The revelations amplify the horror detailed in October 28 warrants: Mimi, weighing 42 pounds at death, was confined to a corner on pee pads, zip-tied for infractions like “spilling juice,” and starved for “two weeks to teach respect,” per Karla’s confession. Aunt Jackelyn Garcia, 28, photographed the bound girl—entries note “Auntie says smile for angel pic”—texting them to Karla as “discipline proof.” Boyfriend Jonatan Nanita, 30, admitted dragging the body post-mortem September 19, 2024, stashing it in a holiday-decorated bin through eviction July 2025, then dumping it in New Britain. A January 14, 2025, DCF video call leak—using a niece as imposter—closed a sibling neglect probe without visits, despite the child’s stuttered “I’m fine.”

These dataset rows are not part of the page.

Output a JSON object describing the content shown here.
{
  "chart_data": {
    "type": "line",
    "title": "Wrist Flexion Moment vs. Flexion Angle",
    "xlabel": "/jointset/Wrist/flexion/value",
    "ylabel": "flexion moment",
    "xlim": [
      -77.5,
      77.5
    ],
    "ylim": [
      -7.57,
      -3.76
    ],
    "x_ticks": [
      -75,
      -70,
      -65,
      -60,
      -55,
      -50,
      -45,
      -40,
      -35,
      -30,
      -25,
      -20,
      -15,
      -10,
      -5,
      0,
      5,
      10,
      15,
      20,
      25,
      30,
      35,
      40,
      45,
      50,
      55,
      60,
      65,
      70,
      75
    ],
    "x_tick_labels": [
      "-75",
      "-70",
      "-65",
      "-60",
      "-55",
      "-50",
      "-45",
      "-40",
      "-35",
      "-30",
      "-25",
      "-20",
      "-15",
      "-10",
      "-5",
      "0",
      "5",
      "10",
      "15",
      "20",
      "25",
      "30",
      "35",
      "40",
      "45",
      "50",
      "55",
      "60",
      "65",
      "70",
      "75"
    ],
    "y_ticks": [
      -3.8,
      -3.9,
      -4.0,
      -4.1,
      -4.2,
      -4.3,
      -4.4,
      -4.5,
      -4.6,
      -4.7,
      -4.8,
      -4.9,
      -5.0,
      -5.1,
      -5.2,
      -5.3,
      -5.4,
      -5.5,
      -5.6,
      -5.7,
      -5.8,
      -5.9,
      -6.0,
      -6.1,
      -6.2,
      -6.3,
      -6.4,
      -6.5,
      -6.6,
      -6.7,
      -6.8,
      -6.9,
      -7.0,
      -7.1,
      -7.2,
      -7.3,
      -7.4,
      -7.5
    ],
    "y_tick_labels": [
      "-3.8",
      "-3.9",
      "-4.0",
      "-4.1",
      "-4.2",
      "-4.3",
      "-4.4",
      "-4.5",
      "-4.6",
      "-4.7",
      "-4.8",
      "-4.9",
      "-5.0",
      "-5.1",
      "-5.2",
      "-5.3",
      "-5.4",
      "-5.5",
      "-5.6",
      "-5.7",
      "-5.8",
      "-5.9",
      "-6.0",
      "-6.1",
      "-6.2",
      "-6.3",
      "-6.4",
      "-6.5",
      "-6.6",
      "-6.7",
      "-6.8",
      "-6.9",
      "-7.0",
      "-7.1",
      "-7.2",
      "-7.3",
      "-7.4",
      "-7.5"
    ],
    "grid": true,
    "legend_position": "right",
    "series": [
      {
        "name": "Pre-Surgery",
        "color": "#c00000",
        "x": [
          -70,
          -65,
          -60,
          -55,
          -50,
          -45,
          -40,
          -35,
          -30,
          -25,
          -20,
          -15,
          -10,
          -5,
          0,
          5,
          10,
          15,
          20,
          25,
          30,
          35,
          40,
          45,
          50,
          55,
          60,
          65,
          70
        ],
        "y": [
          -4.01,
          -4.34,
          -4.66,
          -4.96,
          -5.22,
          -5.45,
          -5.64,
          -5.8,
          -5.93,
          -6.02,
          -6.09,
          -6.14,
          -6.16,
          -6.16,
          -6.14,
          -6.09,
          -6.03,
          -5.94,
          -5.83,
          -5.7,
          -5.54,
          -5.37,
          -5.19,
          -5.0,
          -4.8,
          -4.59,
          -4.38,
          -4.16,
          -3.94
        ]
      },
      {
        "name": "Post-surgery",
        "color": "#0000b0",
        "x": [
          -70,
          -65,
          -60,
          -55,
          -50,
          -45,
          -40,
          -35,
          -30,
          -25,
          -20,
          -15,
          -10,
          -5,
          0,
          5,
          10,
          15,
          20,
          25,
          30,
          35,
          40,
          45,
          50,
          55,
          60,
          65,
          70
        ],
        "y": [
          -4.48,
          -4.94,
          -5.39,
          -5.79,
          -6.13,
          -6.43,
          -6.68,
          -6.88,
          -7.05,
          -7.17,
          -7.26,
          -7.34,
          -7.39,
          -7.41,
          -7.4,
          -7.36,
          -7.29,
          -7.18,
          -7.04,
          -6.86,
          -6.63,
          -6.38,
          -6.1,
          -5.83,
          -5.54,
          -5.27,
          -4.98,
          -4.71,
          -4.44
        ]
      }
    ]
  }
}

Mimi’s angelic fixation was her lifeline. Diary pages, interspersed with unicorn doodles, escalate: July 20: “Angel wings hurt from zip—fly soon?” August 1: “No food day 5—angels eat stars. Mommy says bad girls no stars.” A final entry, August 28—three weeks pre-death—shows a haloed self-portrait with “Home with God” in purple crayon, tears staining the page. Forensic ink dating aligns with starvation timeline; medical examiner Dr. James Gill noted “angel fantasies common in abused children seeking escape.” Sofia’s drawing gift, now evidence, mirrors the diary: Mimi as winged figure breaking chains, captioned “For Sofia—fly together.”
The family’s facade crumbled under scrutiny. Karla, posting “blessed mom” TikToks with siblings, ignored Mimi’s isolation—homeschool forms forged as “curriculum complete.” Neighbors saw “angel dances” but chalked to “imagination”; one told WFSB: “She’d twirl at dusk, arms wide, mouthing words—we waved, thinking cute.” DCF’s 2022 custody grant to Karla—post-relative placement—lacked home studies; 2024 tips on “withdrawn child” closed remotely. The bin’s discovery October 8—tipped by an evicted tenant—unleashed raids yielding the diary, iPad videos, and DCF call.
Arraignments November 3 were visceral: Karla, pleading not guilty, claimed “Mimi drew angels from church”; Nanita, mute; Jackelyn, wailing “She wanted to fly—I helped!” Trial February 2026—life for murder, 20 years for cruelty. Grandparents Victor Torres and Maria Garcia, suing for sibling custody, launched “Mimi’s Wings” foundation—$300,000 raised for abuse hotlines, angel-themed therapy kits.
Reforms accelerate: Gov. Lamont’s “Mimi’s Legacy Act”—in-person homeschool audits, AI voice-match for calls—passed Senate November 2, 35-0. Blumenthal’s “Angel Alerts” federal bill mandates school tip lines, teacher training on “escape fantasies.” Child Advocate probe, due November 20, audits 1,000 homeschool cases; Ghio’s confirmation fast-tracked. Clark Street memorial—purple wings sculpture—drew 1,500 November 2, chants “Fly high, Mimi.”
Sofia’s words linger: “She wished to be angel… I see her wings in dreams.” For Mimi—the unicorn dreamer silenced by cruelty—diary and dances are epitaph and indictment. As Karla’s denials fade against purple-scrawled pleas, the shock isn’t the wish to fly—it’s that no one caught her fall. Connecticut rises: Angel wings for the whispered, before more dreams turn to dust.